• İstanbul 16 °C
  • Ankara 14 °C
  • İzmir 15 °C
  • Konya 14 °C
  • Sakarya 15 °C
  • Şanlıurfa 20 °C
  • Trabzon 15 °C
  • Gaziantep 15 °C
  • Bolu 11 °C
  • Bursa 15 °C

Mebus Namzedi Olmak İstemem!..

M. Ali ABAKAY

Muhabbetin doruk noktasında şiirle edebiyatla haşır-neşir olduğunu zannedenler olarak, birkaç arkadaş beraberiz, dost meclisinde. Malûm seçimler yaklaşıyor ve her mebus olmak isteyen, öncelikle namzed olduğunu beyan etmekle mükellef.

Daha önceleri namzedi tespit etmek, oldukça kolaymış. Kişi belirlenir, ismi listeye konulur. Muhakkak seçilir. Seçimde açık rey kapalı tasnif olduğu için, kimse buna itiraz etme hakkına sahip olmadığı için mesele kalmazdı.

Mebus olan,  bazen seçildiği, namzed olduğu şehre hiç uğramamıştır.

Mebus olan kişinin şehri görmeden mebus seçildiğini söylesek, şimdiki kuşak-nesil söylediğimizi belgelendirmemizi isteyebilir.

Mebus olan bazen bir gazetecidir, roman yazarıdır, şairdir, hikâyecidir.

Mebus olan doğmadığı, görmediği şehir hakkında ne gibi hizmetler icrâ eder? Bunu biz bilmekten yana uzağız. Mazbatasında “Mebus” yazdığı için o şehrin mebusu diye anılırdı, bilinirdi, kimi seçilenler.

Mebus olanın kalkıp mitinglere katılması, ilçe ilçe ve köy köy dolaşmasına gerek yoktu.

Biz görmedik de yaşlılarımızın bize anlattıklarından bunu biliyoruz ve yaşlılarımızın doğru söylediğinden eminiz ki bu böyledir.

Ne zaman gizli oy açık tasnif kabul görüldü, o vakit mebusluk alanında renklilik meydana çıktı.

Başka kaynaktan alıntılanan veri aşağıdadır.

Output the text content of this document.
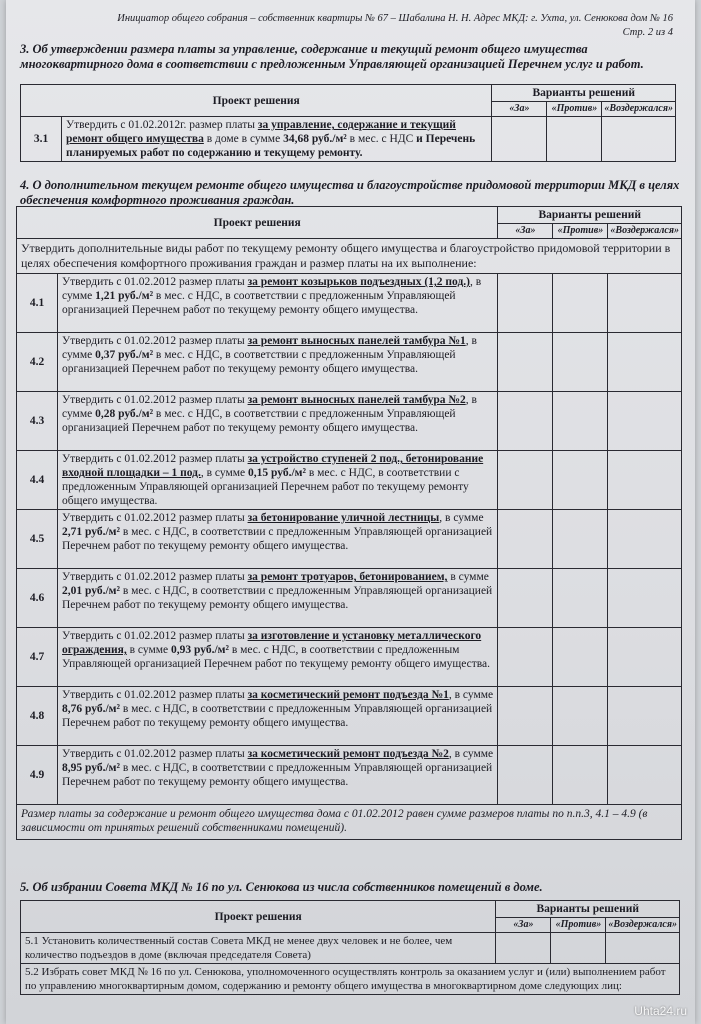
Инициатор общего собрания – собственник квартиры № 67 – Шабалина Н. Н. Адрес МКД: г. Ухта, ул. Сенюкова дом № 16
Стр. 2 из 4
3. Об утверждении размера платы за управление, содержание и текущий ремонт общего имущества многоквартирного дома в соответствии с предложенным Управляющей организацией Перечнем услуг и работ.
Проект решения		Варианты решений		
		«За»	«Против»	«Воздержался»
3.1	Утвердить с 01.02.2012г. размер платы за управление, содержание и текущий ремонт общего имущества в доме в сумме 34,68 руб./м² в мес. с НДС и Перечень планируемых работ по содержанию и текущему ремонту.			
4. О дополнительном текущем ремонте общего имущества и благоустройстве придомовой территории МКД в целях обеспечения комфортного проживания граждан.
Проект решения		Варианты решений		
		«За»	«Против»	«Воздержался»
Утвердить дополнительные виды работ по текущему ремонту общего имущества и благоустройство придомовой территории в целях обеспечения комфортного проживания граждан и размер платы на их выполнение:				
4.1	Утвердить с 01.02.2012 размер платы за ремонт козырьков подъездных (1,2 под.), в сумме 1,21 руб./м² в мес. с НДС, в соответствии с предложенным Управляющей организацией Перечнем работ по текущему ремонту общего имущества.			
4.2	Утвердить с 01.02.2012 размер платы за ремонт выносных панелей тамбура №1, в сумме 0,37 руб./м² в мес. с НДС, в соответствии с предложенным Управляющей организацией Перечнем работ по текущему ремонту общего имущества.			
4.3	Утвердить с 01.02.2012 размер платы за ремонт выносных панелей тамбура №2, в сумме 0,28 руб./м² в мес. с НДС, в соответствии с предложенным Управляющей организацией Перечнем работ по текущему ремонту общего имущества.			
4.4	Утвердить с 01.02.2012 размер платы за устройство ступеней 2 под., бетонирование входной площадки – 1 под., в сумме 0,15 руб./м² в мес. с НДС, в соответствии с предложенным Управляющей организацией Перечнем работ по текущему ремонту общего имущества.			
4.5	Утвердить с 01.02.2012 размер платы за бетонирование уличной лестницы, в сумме 2,71 руб./м² в мес. с НДС, в соответствии с предложенным Управляющей организацией Перечнем работ по текущему ремонту общего имущества.			
4.6	Утвердить с 01.02.2012 размер платы за ремонт тротуаров, бетонированием, в сумме 2,01 руб./м² в мес. с НДС, в соответствии с предложенным Управляющей организацией Перечнем работ по текущему ремонту общего имущества.			
4.7	Утвердить с 01.02.2012 размер платы за изготовление и установку металлического ограждения, в сумме 0,93 руб./м² в мес. с НДС, в соответствии с предложенным Управляющей организацией Перечнем работ по текущему ремонту общего имущества.			
4.8	Утвердить с 01.02.2012 размер платы за косметический ремонт подъезда №1, в сумме 8,76 руб./м² в мес. с НДС, в соответствии с предложенным Управляющей организацией Перечнем работ по текущему ремонту общего имущества.			
4.9	Утвердить с 01.02.2012 размер платы за косметический ремонт подъезда №2, в сумме 8,95 руб./м² в мес. с НДС, в соответствии с предложенным Управляющей организацией Перечнем работ по текущему ремонту общего имущества.			
Размер платы за содержание и ремонт общего имущества дома с 01.02.2012 равен сумме размеров платы по п.п.3, 4.1 – 4.9 (в зависимости от принятых решений собственниками помещений).				
5. Об избрании Совета МКД № 16 по ул. Сенюкова из числа собственников помещений в доме.
Проект решения	Варианты решений		
	«За»	«Против»	«Воздержался»
5.1 Установить количественный состав Совета МКД не менее двух человек и не более, чем количество подъездов в доме (включая председателя Совета)			
5.2 Избрать совет МКД № 16 по ул. Сенюкова, уполномоченного осуществлять контроль за оказанием услуг и (или) выполнением работ по управлению многоквартирным домом, содержанию и ремонту общего имущества в многоквартирном доме следующих лиц:			
Uhta24.ru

Daima zengin-varlıklı-aşiret sahibi olanlar, kendi kotalarını korumuş, kendisi mebus olmak istemese de aileden birinin mebus seçilmesi sağlanmıştır. Bu hususta meclise mebus olarak girenlerin hayatları ve âile şecereleri araştırılabilir.

*** 

2000’li yıllarda artık milletvekili seçilmek için merkezin kimi zaman seçilebilecek isimlerle hareket etme mecburiyeti söz konusu olmuştur. Kişi, hür iradesi ile milletvekili olmak için müracaat eder ve sıralamaya girdikten sonra seçimlerde milletvekili olarak partisinin oy oranı çoksa meclise gitme hakkını elde eder. Bazı zamanlarda tercihli oy kullanılmışsa da klasik tarzda seçim şekli değişmemiş halde vasfını muhafaza etmektedir.

***

Dost meclisinde eğitimci bir arkadaşımızın istifasının sebebini sorgulayınca milletvekili aday adayı olduğunu anladık. Sonra başka biri, bir başkası daha…. Anladık ki isteyen herkes müracaat eder ve belli bir miktarda para yatırarak, bu kapının kendisine açılması için çaba sarf etmeye koyulur.

Milletvekili olmak için herkesin düşüncesinde, dilinde halka hizmet söz konusudur. Halka hizmetin Hakk’a hizmet olduğu şiarıyla yola koyulan insanımız,  milletvekili seçildikten sonra Ankara’ya taşınır.

***

Bizim siyasetle alakalı bir seçimimiz, taraf tutmamız söz konusu değildir. Vatandaş olarak seçim zamanı herkes gibi oyumuzu-reyimizi kullanır, memleket için en hayırlı gördüğümüz kişinin milletvekili olmasını isteriz, birkaç gün içinde seçilenler de belli olur.

***  

Bizim seçim öncesi adayların mütevazzı duruşlarına, vatandaşın isteklerine sıcak bakması, her zaman kapılarının açık olduklarını belirtmeleri, hiçbir şekilde ayrım yapmadıklarını ifadesi, daima insanının hizmetinde olduklarını söylemeleri, öncelikle gözlerimi yaşartıyordu, açıkçası. İdealist kişileri görünce, bu isimlerin seçilmeleri halinde memleketin birçok meselesinin çözüme kavuşacağını düşünürdüm.

*** 

Arabaların sayılmayacak denli bir birini takip etmesi ve hava alanına yönelmelerini tuhaf karşılamıştım:

-Cenaze mi var yine?

-Yok be gözüm, milletvekili karşılanıyor.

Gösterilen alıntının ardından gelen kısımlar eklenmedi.